# Anyone in the KY, OH, WV tri state area?



## C.C.A (Oct 5, 2011)

Anyone else from this area? Would like to meet some locals.

I am in Ashland KY area.


----------



## Marty (Oct 20, 1999)

I live in central OH but I am a member of this group:

http://groups.yahoo.com/group/TRACK/?yguid=81505429

It stands for:
Thunderjet Racing Association of Central Kentucky

Good bunch of guys.

Marty
Marysville, OH


----------



## pshoe64 (Jun 10, 2008)

*Raced Out That Way Many Moons Ago*

I'm a bit further west in Liberty, KY. I raced out in Flatwoods when they hosted one of the Parma Challenge Cup races. Wow, that was several years ago! Glad to hear there's still a slot presence out in the eastern part of the state.
We have a couple of teachers that participate in the Racing to the Future program in the schools out that way.

-Paul


----------



## RACERMAN (Nov 1, 2007)

WE RACE IN MILTON, FAYETTVILLE, OAK HILL, AND BECKLEY WV !
GARY:thumbsup:


----------



## C.C.A (Oct 5, 2011)

I drive to Charleston to work everyday.

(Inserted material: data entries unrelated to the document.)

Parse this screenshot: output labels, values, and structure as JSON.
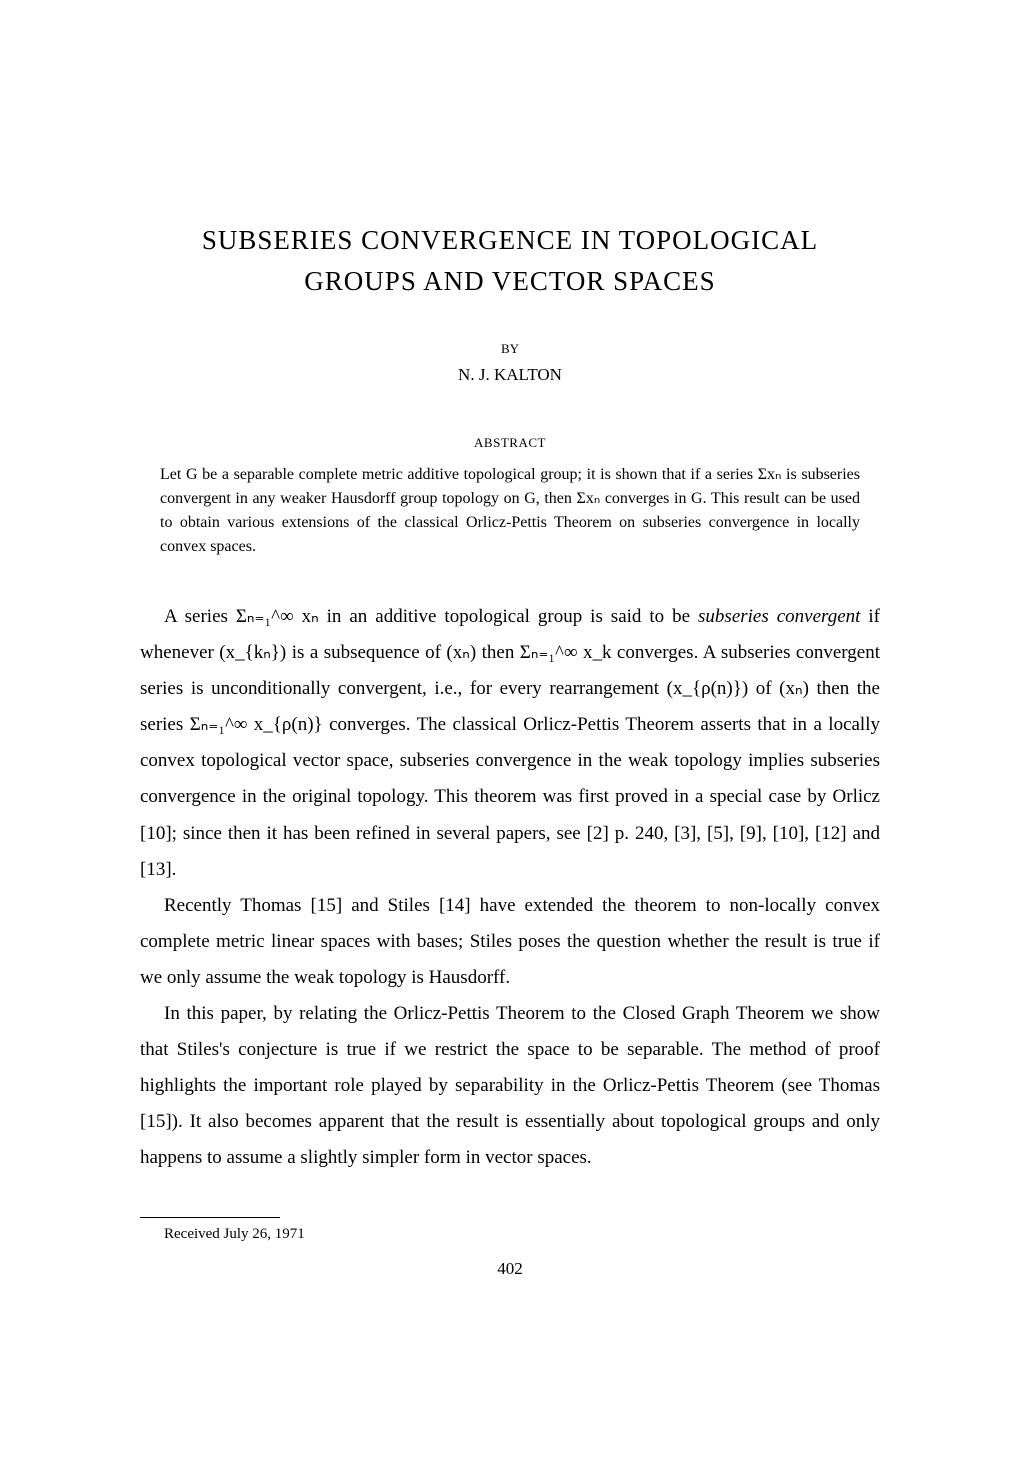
{
  "title_line1": "SUBSERIES CONVERGENCE IN TOPOLOGICAL",
  "title_line2": "GROUPS AND VECTOR SPACES",
  "by": "BY",
  "author": "N. J. KALTON",
  "abstract_heading": "ABSTRACT",
  "abstract_body": "Let G be a separable complete metric additive topological group; it is shown that if a series Σxₙ is subseries convergent in any weaker Hausdorff group topology on G, then Σxₙ converges in G. This result can be used to obtain various extensions of the classical Orlicz-Pettis Theorem on subseries convergence in locally convex spaces.",
  "para1_a": "A series Σₙ₌₁^∞ xₙ in an additive topological group is said to be ",
  "para1_b": "subseries convergent",
  "para1_c": " if whenever (x_{kₙ}) is a subsequence of (xₙ) then Σₙ₌₁^∞ x_k converges. A subseries convergent series is unconditionally convergent, i.e., for every rearrangement (x_{ρ(n)}) of (xₙ) then the series Σₙ₌₁^∞ x_{ρ(n)} converges. The classical Orlicz-Pettis Theorem asserts that in a locally convex topological vector space, subseries convergence in the weak topology implies subseries convergence in the original topology. This theorem was first proved in a special case by Orlicz [10]; since then it has been refined in several papers, see [2] p. 240, [3], [5], [9], [10], [12] and [13].",
  "para2": "Recently Thomas [15] and Stiles [14] have extended the theorem to non-locally convex complete metric linear spaces with bases; Stiles poses the question whether the result is true if we only assume the weak topology is Hausdorff.",
  "para3": "In this paper, by relating the Orlicz-Pettis Theorem to the Closed Graph Theorem we show that Stiles's conjecture is true if we restrict the space to be separable. The method of proof highlights the important role played by separability in the Orlicz-Pettis Theorem (see Thomas [15]). It also becomes apparent that the result is essentially about topological groups and only happens to assume a slightly simpler form in vector spaces.",
  "footnote": "Received July 26, 1971",
  "page_number": "402"
}
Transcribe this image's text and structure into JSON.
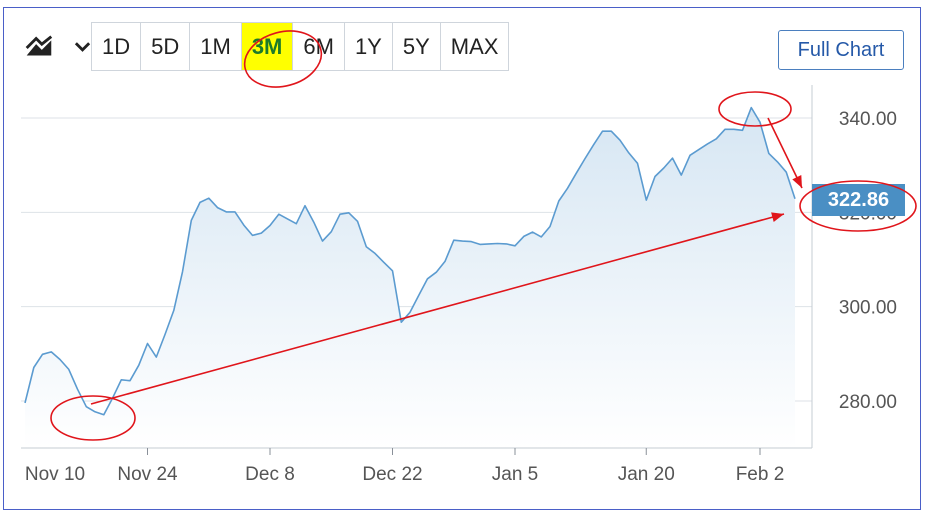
{
  "toolbar": {
    "chart_type_icon": "area-chart-icon",
    "ranges": [
      "1D",
      "5D",
      "1M",
      "3M",
      "6M",
      "1Y",
      "5Y",
      "MAX"
    ],
    "active_range": "3M",
    "full_chart_label": "Full Chart"
  },
  "price_badge": "322.86",
  "colors": {
    "line": "#5b9bd0",
    "area_top": "#d6e6f3",
    "annotation": "#e0151b",
    "highlight": "#ffff00",
    "badge": "#4a8fc4"
  },
  "chart_data": {
    "type": "area",
    "title": "",
    "xlabel": "",
    "ylabel": "",
    "x_ticks": [
      "Nov 10",
      "Nov 24",
      "Dec 8",
      "Dec 22",
      "Jan 5",
      "Jan 20",
      "Feb 2"
    ],
    "y_ticks": [
      280,
      300,
      320,
      340
    ],
    "y_tick_labels": [
      "280.00",
      "300.00",
      "320.00",
      "340.00"
    ],
    "ylim": [
      271,
      351
    ],
    "x_range": [
      "2023-11-10",
      "2024-02-06"
    ],
    "grid": true,
    "last_price": 322.86,
    "x": [
      "2023-11-10",
      "2023-11-11",
      "2023-11-12",
      "2023-11-13",
      "2023-11-14",
      "2023-11-15",
      "2023-11-16",
      "2023-11-17",
      "2023-11-18",
      "2023-11-19",
      "2023-11-20",
      "2023-11-21",
      "2023-11-22",
      "2023-11-23",
      "2023-11-24",
      "2023-11-25",
      "2023-11-26",
      "2023-11-27",
      "2023-11-28",
      "2023-11-29",
      "2023-11-30",
      "2023-12-01",
      "2023-12-02",
      "2023-12-03",
      "2023-12-04",
      "2023-12-05",
      "2023-12-06",
      "2023-12-07",
      "2023-12-08",
      "2023-12-09",
      "2023-12-10",
      "2023-12-11",
      "2023-12-12",
      "2023-12-13",
      "2023-12-14",
      "2023-12-15",
      "2023-12-16",
      "2023-12-17",
      "2023-12-18",
      "2023-12-19",
      "2023-12-20",
      "2023-12-21",
      "2023-12-22",
      "2023-12-23",
      "2023-12-24",
      "2023-12-25",
      "2023-12-26",
      "2023-12-27",
      "2023-12-28",
      "2023-12-29",
      "2023-12-30",
      "2023-12-31",
      "2024-01-01",
      "2024-01-02",
      "2024-01-03",
      "2024-01-04",
      "2024-01-05",
      "2024-01-06",
      "2024-01-07",
      "2024-01-08",
      "2024-01-09",
      "2024-01-10",
      "2024-01-11",
      "2024-01-12",
      "2024-01-13",
      "2024-01-14",
      "2024-01-15",
      "2024-01-16",
      "2024-01-17",
      "2024-01-18",
      "2024-01-19",
      "2024-01-20",
      "2024-01-21",
      "2024-01-22",
      "2024-01-23",
      "2024-01-24",
      "2024-01-25",
      "2024-01-26",
      "2024-01-27",
      "2024-01-28",
      "2024-01-29",
      "2024-01-30",
      "2024-01-31",
      "2024-02-01",
      "2024-02-02",
      "2024-02-03",
      "2024-02-04",
      "2024-02-05",
      "2024-02-06"
    ],
    "series": [
      {
        "values": [
          279.6,
          287.1,
          289.9,
          290.4,
          288.8,
          286.7,
          282.5,
          278.8,
          277.7,
          277.1,
          280.6,
          284.5,
          284.3,
          287.6,
          292.2,
          289.3,
          294.1,
          299.2,
          307.4,
          318.3,
          322.1,
          323.0,
          321.0,
          320.1,
          320.1,
          317.3,
          315.1,
          315.6,
          317.2,
          319.6,
          318.6,
          317.6,
          321.4,
          317.9,
          313.9,
          315.9,
          319.6,
          319.9,
          318.1,
          312.7,
          311.3,
          309.4,
          307.6,
          296.7,
          298.8,
          302.4,
          305.9,
          307.3,
          309.6,
          314.1,
          313.9,
          313.8,
          313.2,
          313.3,
          313.4,
          313.3,
          312.9,
          314.9,
          315.8,
          314.8,
          317.0,
          322.4,
          325.1,
          328.3,
          331.4,
          334.4,
          337.2,
          337.2,
          335.3,
          332.6,
          330.4,
          322.6,
          327.6,
          329.4,
          331.5,
          327.9,
          332.1,
          333.3,
          334.5,
          335.6,
          337.6,
          337.6,
          337.4,
          342.2,
          339.1,
          332.5,
          330.7,
          328.5,
          322.9
        ]
      }
    ],
    "annotations": [
      {
        "type": "circle",
        "target": "3M"
      },
      {
        "type": "circle",
        "target": "low",
        "value": 277.1
      },
      {
        "type": "circle",
        "target": "peak",
        "value": 342.2
      },
      {
        "type": "circle",
        "target": "last_price",
        "value": 322.86
      },
      {
        "type": "arrow",
        "from": "low",
        "to": "last_price"
      },
      {
        "type": "arrow",
        "from": "peak",
        "to": "last_price"
      }
    ]
  }
}
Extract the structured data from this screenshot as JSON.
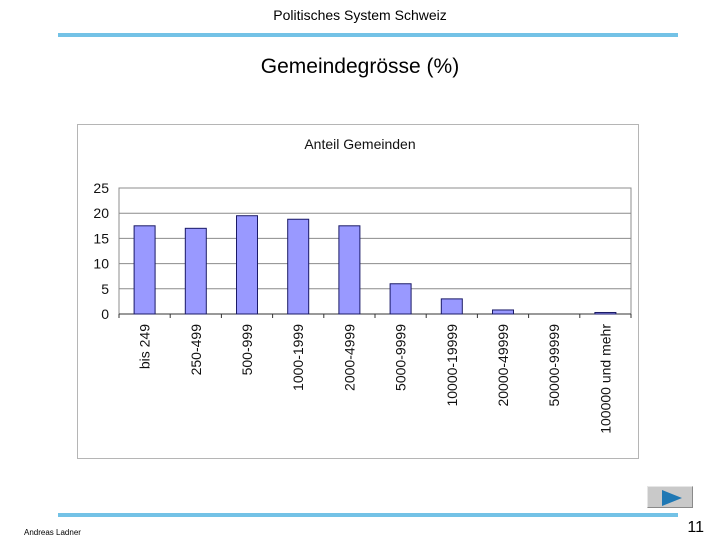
{
  "header": {
    "title": "Politisches System Schweiz"
  },
  "page": {
    "title": "Gemeindegrösse (%)",
    "number": "11"
  },
  "footer": {
    "author": "Andreas Ladner"
  },
  "colors": {
    "accent_rule": "#73c2e6",
    "bar_fill": "#9999ff",
    "bar_stroke": "#1a1a66"
  },
  "nav": {
    "next_icon": "play-triangle-icon"
  },
  "chart_data": {
    "type": "bar",
    "title": "Anteil Gemeinden",
    "xlabel": "",
    "ylabel": "",
    "categories": [
      "bis 249",
      "250-499",
      "500-999",
      "1000-1999",
      "2000-4999",
      "5000-9999",
      "10000-19999",
      "20000-49999",
      "50000-99999",
      "100000 und mehr"
    ],
    "values": [
      17.5,
      17,
      19.5,
      18.8,
      17.5,
      6,
      3,
      0.8,
      0,
      0.3
    ],
    "ylim": [
      0,
      25
    ],
    "yticks": [
      "0",
      "5",
      "10",
      "15",
      "20",
      "25"
    ],
    "grid": true,
    "legend": "none"
  }
}
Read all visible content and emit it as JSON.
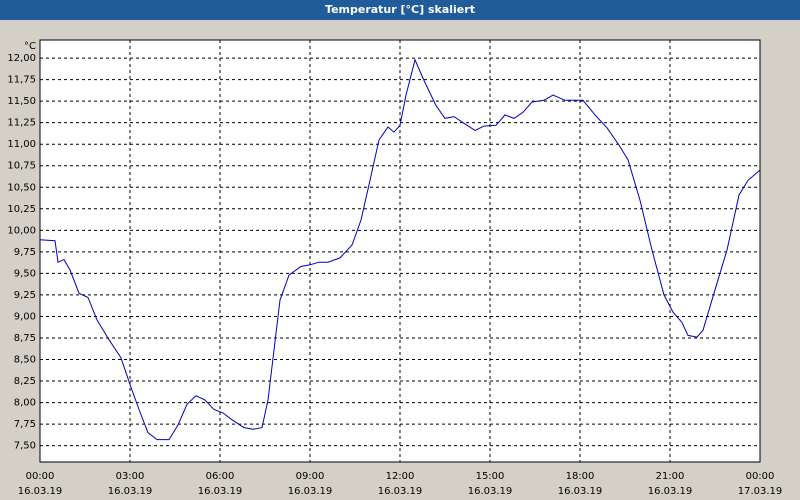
{
  "chart_data": {
    "type": "line",
    "title": "Temperatur [°C] skaliert",
    "y_unit": "°C",
    "xlim": [
      0,
      24
    ],
    "xticks": [
      {
        "value": 0,
        "label": "00:00"
      },
      {
        "value": 3,
        "label": "03:00"
      },
      {
        "value": 6,
        "label": "06:00"
      },
      {
        "value": 9,
        "label": "09:00"
      },
      {
        "value": 12,
        "label": "12:00"
      },
      {
        "value": 15,
        "label": "15:00"
      },
      {
        "value": 18,
        "label": "18:00"
      },
      {
        "value": 21,
        "label": "21:00"
      },
      {
        "value": 24,
        "label": "00:00"
      }
    ],
    "xtick_dates": [
      "16.03.19",
      "16.03.19",
      "16.03.19",
      "16.03.19",
      "16.03.19",
      "16.03.19",
      "16.03.19",
      "16.03.19",
      "17.03.19"
    ],
    "ylim": [
      7.31,
      12.21
    ],
    "yticks": [
      {
        "value": 7.5,
        "label": "7,50"
      },
      {
        "value": 7.75,
        "label": "7,75"
      },
      {
        "value": 8,
        "label": "8,00"
      },
      {
        "value": 8.25,
        "label": "8,25"
      },
      {
        "value": 8.5,
        "label": "8,50"
      },
      {
        "value": 8.75,
        "label": "8,75"
      },
      {
        "value": 9,
        "label": "9,00"
      },
      {
        "value": 9.25,
        "label": "9,25"
      },
      {
        "value": 9.5,
        "label": "9,50"
      },
      {
        "value": 9.75,
        "label": "9,75"
      },
      {
        "value": 10,
        "label": "10,00"
      },
      {
        "value": 10.25,
        "label": "10,25"
      },
      {
        "value": 10.5,
        "label": "10,50"
      },
      {
        "value": 10.75,
        "label": "10,75"
      },
      {
        "value": 11,
        "label": "11,00"
      },
      {
        "value": 11.25,
        "label": "11,25"
      },
      {
        "value": 11.5,
        "label": "11,50"
      },
      {
        "value": 11.75,
        "label": "11,75"
      },
      {
        "value": 12,
        "label": "12,00"
      }
    ],
    "grid": true,
    "series": [
      {
        "color": "#0000c0",
        "x": [
          0,
          0.5,
          0.6,
          0.8,
          1.0,
          1.3,
          1.6,
          1.9,
          2.3,
          2.7,
          3.0,
          3.3,
          3.6,
          3.9,
          4.3,
          4.6,
          4.9,
          5.2,
          5.5,
          5.8,
          6.1,
          6.4,
          6.8,
          7.1,
          7.4,
          7.6,
          7.8,
          8.0,
          8.3,
          8.7,
          9.0,
          9.3,
          9.6,
          10.0,
          10.4,
          10.7,
          11.0,
          11.3,
          11.6,
          11.8,
          12.0,
          12.2,
          12.5,
          12.8,
          13.2,
          13.5,
          13.8,
          14.1,
          14.5,
          14.8,
          15.2,
          15.5,
          15.8,
          16.1,
          16.4,
          16.8,
          17.1,
          17.5,
          17.8,
          18.1,
          18.5,
          18.9,
          19.3,
          19.6,
          20.0,
          20.4,
          20.8,
          21.1,
          21.4,
          21.6,
          21.9,
          22.1,
          22.5,
          22.9,
          23.3,
          23.6,
          24.0
        ],
        "values": [
          9.89,
          9.88,
          9.63,
          9.66,
          9.54,
          9.27,
          9.22,
          8.96,
          8.73,
          8.52,
          8.21,
          7.92,
          7.65,
          7.57,
          7.57,
          7.74,
          7.98,
          8.08,
          8.03,
          7.92,
          7.88,
          7.8,
          7.71,
          7.69,
          7.71,
          8.03,
          8.61,
          9.19,
          9.48,
          9.58,
          9.6,
          9.63,
          9.63,
          9.68,
          9.83,
          10.12,
          10.58,
          11.05,
          11.2,
          11.14,
          11.22,
          11.57,
          11.98,
          11.74,
          11.45,
          11.3,
          11.32,
          11.25,
          11.16,
          11.21,
          11.22,
          11.34,
          11.3,
          11.37,
          11.49,
          11.51,
          11.57,
          11.51,
          11.51,
          11.51,
          11.34,
          11.19,
          10.99,
          10.82,
          10.35,
          9.77,
          9.25,
          9.05,
          8.93,
          8.78,
          8.76,
          8.84,
          9.31,
          9.77,
          10.41,
          10.58,
          10.7
        ]
      }
    ]
  }
}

Milton wouldn't be a big trip at all!


----------



## odie (Mar 18, 2009)

hello we race in e-town ky love to have u all come its a new track and we are new to it looking to buy some drag cars


----------



## RACERMAN (Nov 1, 2007)

The biggest and fastest track is in Oak Hill WV (3 tracks). If you would like to come by in Milton, I'll give you Daves number.
GARY


----------